真应该给你们颁个奥斯卡最佳影帝奖,他现在知道霄时云去哪儿了。
“白公子别生气,皇上他真的没有骗公子,最近政务繁忙,皇上忙的都没有时间睡觉。”
十七也醒了,见状不对赶紧站起来解释:“那个,皇上刚走,让我在这里帮忙写点儿东西。”

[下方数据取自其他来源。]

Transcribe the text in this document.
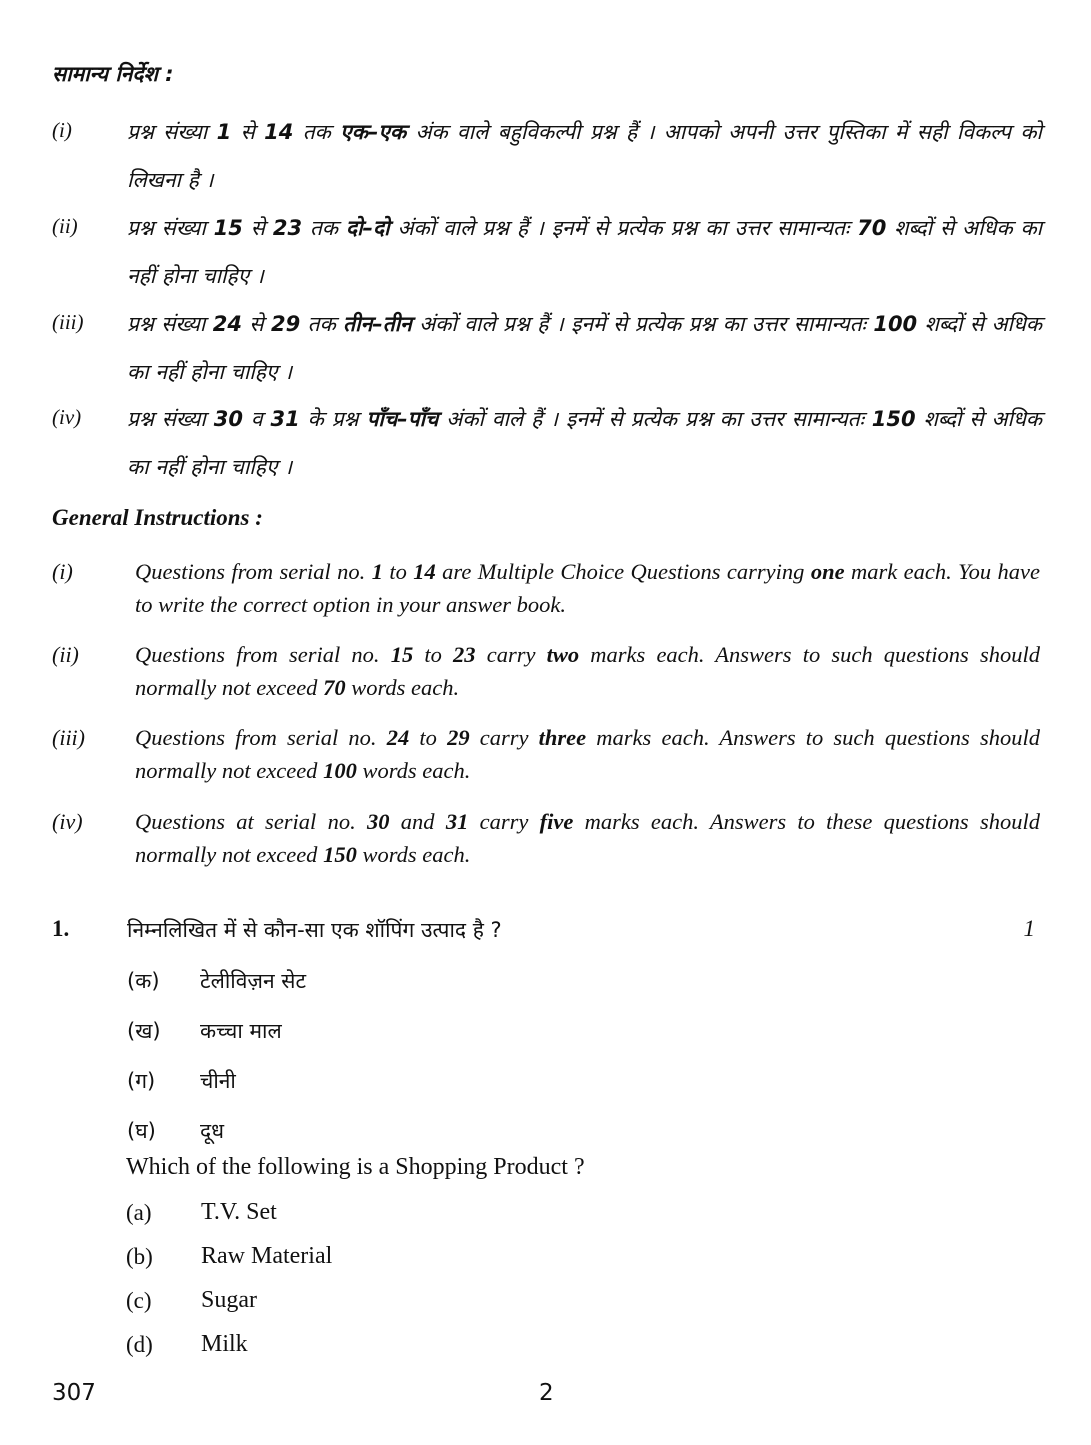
सामान्य निर्देश :
(i)	प्रश्न संख्या 1 से 14 तक एक–एक अंक वाले बहुविकल्पी प्रश्न हैं । आपको अपनी उत्तर पुस्तिका में सही विकल्प को लिखना है ।
(ii) प्रश्न संख्या 15 से 23 तक दो–दो अंकों वाले प्रश्न हैं । इनमें से प्रत्येक प्रश्न का उत्तर सामान्यतः 70 शब्दों से अधिक का नहीं होना चाहिए ।
(iii) प्रश्न संख्या 24 से 29 तक तीन–तीन अंकों वाले प्रश्न हैं । इनमें से प्रत्येक प्रश्न का उत्तर सामान्यतः 100 शब्दों से अधिक का नहीं होना चाहिए ।
(iv) प्रश्न संख्या 30 व 31 के प्रश्न पाँच–पाँच अंकों वाले हैं । इनमें से प्रत्येक प्रश्न का उत्तर सामान्यतः 150 शब्दों से अधिक का नहीं होना चाहिए ।
General Instructions :
(i)	Questions from serial no. 1 to 14 are Multiple Choice Questions carrying one mark each. You have to write the correct option in your answer book.
(ii) Questions from serial no. 15 to 23 carry two marks each. Answers to such questions should normally not exceed 70 words each.
(iii) Questions from serial no. 24 to 29 carry three marks each. Answers to such questions should normally not exceed 100 words each.
(iv) Questions at serial no. 30 and 31 carry five marks each. Answers to these questions should normally not exceed 150 words each.
1.	निम्नलिखित में से कौन-सा एक शॉपिंग उत्पाद है ?	1
(क) टेलीविज़न सेट
(ख) कच्चा माल
(ग) चीनी
(घ) दूध
Which of the following is a Shopping Product ?
(a) T.V. Set
(b) Raw Material
(c) Sugar
(d) Milk
307	2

好啊,所有人都骗他,霄时云骗他,国福骗他十七骗他,最应该骗他的人却告诉了他真相。
他白逸,想知道霄时云晚上去了哪里,竟然是由他的妃子亲口告诉他的。
白逸看着书房里堆着假模假样的奏折,随便打开一本。
都是早就批好的,连章都盖完了有什么好处理的。
他看着十七,嘴角弯起的弧度有些嘲讽,“他让你处理政务?你认得几个字,写两句给我看看,你不是杀人的暗卫吗?”
“真会编真会演,你们这帮人不去当演员真是可惜了。”
“但是你们大费周章用来骗我真是没必要,我不值得你们费这么多心思,我又不是什么重要人物。”
白逸抹了下笑出来的眼泪,真是太好笑了,他是谁啊值得他们来骗他。
既然一开始就是为了回家才接近霄时云,那就让本就不该有的感情回到正轨吧。